Skip to content

Columns

Column guidance helps improve extraction when column boundaries are ambiguous.

This is especially useful for:

  • borderless tables
  • loosely aligned text layouts
  • wrapped rows
  • documents with inconsistent spacing

Why column guidance matters

In many real-world PDFs, columns are not explicitly drawn.
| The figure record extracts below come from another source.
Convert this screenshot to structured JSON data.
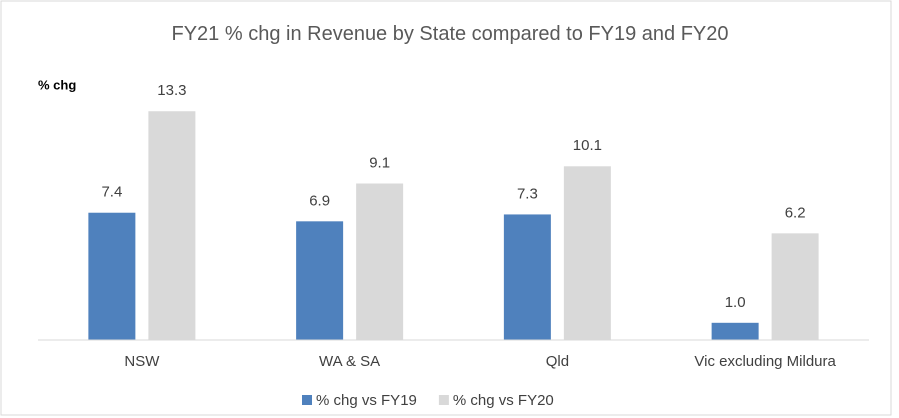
{
  "chart_data": {
    "type": "bar",
    "title": "FY21 % chg in Revenue by State compared to FY19 and FY20",
    "y_label": "% chg",
    "categories": [
      "NSW",
      "WA & SA",
      "Qld",
      "Vic excluding Mildura"
    ],
    "series": [
      {
        "name": "% chg vs FY19",
        "color": "#4f81bd",
        "values": [
          7.4,
          6.9,
          7.3,
          1.0
        ],
        "value_labels": [
          "7.4",
          "6.9",
          "7.3",
          "1.0"
        ]
      },
      {
        "name": "% chg vs FY20",
        "color": "#d9d9d9",
        "values": [
          13.3,
          9.1,
          10.1,
          6.2
        ],
        "value_labels": [
          "13.3",
          "9.1",
          "10.1",
          "6.2"
        ]
      }
    ],
    "ylim": [
      0,
      15
    ],
    "legend": "bottom"
  }
}
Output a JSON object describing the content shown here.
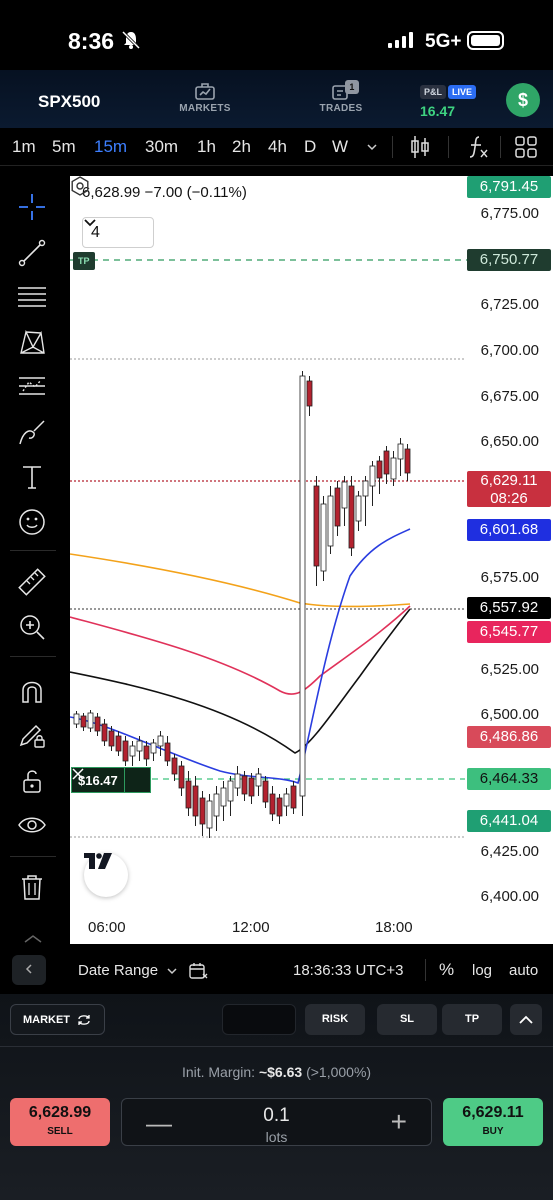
{
  "status_bar": {
    "time": "8:36",
    "network": "5G+"
  },
  "header": {
    "symbol": "SPX500",
    "markets_label": "MARKETS",
    "trades_label": "TRADES",
    "trades_count": "1",
    "pl_label": "P&L",
    "live_label": "LIVE",
    "pl_value": "16.47",
    "account_icon": "$"
  },
  "timeframes": [
    {
      "label": "1m"
    },
    {
      "label": "5m"
    },
    {
      "label": "15m",
      "active": true
    },
    {
      "label": "30m"
    },
    {
      "label": "1h"
    },
    {
      "label": "2h"
    },
    {
      "label": "4h"
    },
    {
      "label": "D"
    },
    {
      "label": "W"
    }
  ],
  "chart": {
    "ohlc_line": "6,628.99  −7.00 (−0.11%)",
    "indicator_count": "4",
    "tp_tag": "TP",
    "position_pnl": "$16.47",
    "y_axis_labels": [
      "6,775.00",
      "6,725.00",
      "6,700.00",
      "6,675.00",
      "6,650.00",
      "6,575.00",
      "6,525.00",
      "6,500.00",
      "6,425.00",
      "6,400.00"
    ],
    "price_tags": [
      {
        "text": "6,791.45",
        "color": "#1f9f73"
      },
      {
        "text": "6,750.77",
        "color": "#1f3c2f"
      },
      {
        "text": "6,629.11",
        "sub": "08:26",
        "color": "#c8303f"
      },
      {
        "text": "6,601.68",
        "color": "#1f2fe0"
      },
      {
        "text": "6,557.92",
        "color": "#000000"
      },
      {
        "text": "6,545.77",
        "color": "#e8255d"
      },
      {
        "text": "6,486.86",
        "color": "#d84a5a"
      },
      {
        "text": "6,464.33",
        "color": "#3dbf7e"
      },
      {
        "text": "6,441.04",
        "color": "#1f9f73"
      }
    ],
    "x_axis_labels": [
      "06:00",
      "12:00",
      "18:00"
    ],
    "colors": {
      "up": "#7f7f7f",
      "down": "#b3222f",
      "ma_blue": "#2a3de0",
      "ma_orange": "#f3a21a",
      "ma_red": "#e0325a",
      "ma_black": "#111111",
      "tp_line": "#2d9a5e",
      "sl_line": "#3ec37e"
    }
  },
  "bottom_bar": {
    "date_range": "Date Range",
    "clock": "18:36:33 UTC+3",
    "percent": "%",
    "log": "log",
    "auto": "auto"
  },
  "order_panel": {
    "order_type": "MARKET",
    "risk_label": "RISK",
    "sl_label": "SL",
    "tp_label": "TP",
    "margin_label": "Init. Margin:",
    "margin_value": "~$6.63",
    "margin_pct": "(>1,000%)",
    "sell_price": "6,628.99",
    "sell_label": "SELL",
    "buy_price": "6,629.11",
    "buy_label": "BUY",
    "lots_value": "0.1",
    "lots_label": "lots"
  }
}
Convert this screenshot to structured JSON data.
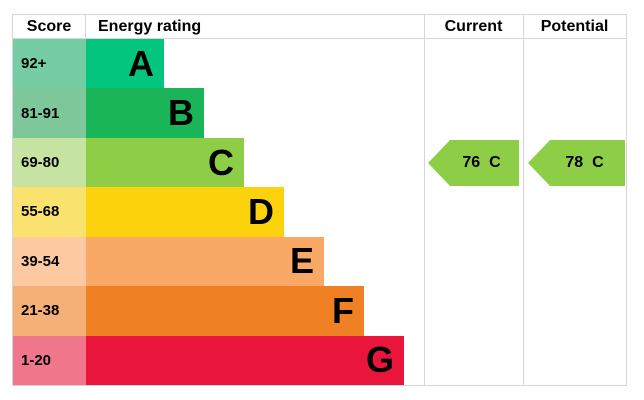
{
  "header": {
    "score": "Score",
    "energy_rating": "Energy rating",
    "current": "Current",
    "potential": "Potential"
  },
  "bands": [
    {
      "score": "92+",
      "letter": "A",
      "bar_color": "#04c57e",
      "score_color": "#76cda3"
    },
    {
      "score": "81-91",
      "letter": "B",
      "bar_color": "#1ab459",
      "score_color": "#7ec79a"
    },
    {
      "score": "69-80",
      "letter": "C",
      "bar_color": "#8dce46",
      "score_color": "#c6e3a2"
    },
    {
      "score": "55-68",
      "letter": "D",
      "bar_color": "#fcd20c",
      "score_color": "#fae26e"
    },
    {
      "score": "39-54",
      "letter": "E",
      "bar_color": "#faa865",
      "score_color": "#fcc9a0"
    },
    {
      "score": "21-38",
      "letter": "F",
      "bar_color": "#ef8023",
      "score_color": "#f4b077"
    },
    {
      "score": "1-20",
      "letter": "G",
      "bar_color": "#e9153b",
      "score_color": "#f0778b"
    }
  ],
  "current": {
    "value": "76",
    "band": "C",
    "arrow_color": "#8dce46"
  },
  "potential": {
    "value": "78",
    "band": "C",
    "arrow_color": "#8dce46"
  },
  "chart_data": {
    "type": "bar",
    "title": "Energy rating",
    "categories": [
      "A",
      "B",
      "C",
      "D",
      "E",
      "F",
      "G"
    ],
    "score_ranges": [
      "92+",
      "81-91",
      "69-80",
      "55-68",
      "39-54",
      "21-38",
      "1-20"
    ],
    "columns": [
      "Score",
      "Energy rating",
      "Current",
      "Potential"
    ],
    "current_rating": {
      "value": 76,
      "band": "C"
    },
    "potential_rating": {
      "value": 78,
      "band": "C"
    },
    "band_colors": [
      "#04c57e",
      "#1ab459",
      "#8dce46",
      "#fcd20c",
      "#faa865",
      "#ef8023",
      "#e9153b"
    ],
    "legend_position": "none",
    "grid": false
  }
}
Instead, they are implied by:

  • text alignment
  • spacing
  • recurring positions
  • visual grouping

When alignment is imperfect, the parser may:

  • merge columns
  • split one column into two
  • shift values into neighboring columns

Providing column hints can improve consistency.

Common use cases

Use column guidance when:

  • dates, descriptions, and amounts are drifting
  • the parser merges narrow columns
  • statement rows are inconsistently aligned
  • one template repeats across many files

Example usage pattern

If your parser supports explicit column hints, usage may look like:

new StreamParser("statement.pdf")
    .columns("80,180,420,520")
    .parse();

This typically tells the parser where column boundaries should be inferred.

Typical example

Imagine a statement layout with:

  • Date
  • Description
  • Debit
  • Credit
  • Balance

If spacing is inconsistent, explicitly guiding column positions can help preserve the intended structure.

Benefits

  • more stable column alignment
  • fewer accidental merges
  • better CSV consistency
  • easier downstream normalization

Best fit scenarios

  • text-based bank statements
  • invoice line items
  • reports with repeated narrow numeric columns
  • PDFs where visible lines do not exist

When not to rely on columns alone

Column hints are not a replacement for:

  • OCR when text is missing
  • lattice parsing when borders clearly define the table
  • table areas when full-page noise is the main problem

Use them as a focused improvement for ambiguous text layouts.

Workflow recommendation

Start simple

Try extraction without hints first.

Add column guidance only if needed

If output is unstable, introduce column hints.

Validate with multiple samples

Do not tune against a single document only.

Common mistakes

Overfitting to one sample

A perfect fit for one PDF may fail on a slightly shifted template.

Using columns when the issue is actually OCR quality

If the page is scanned, improve OCR or DPI first.

Ignoring headers

Make sure the hinted boundaries still align with the header row.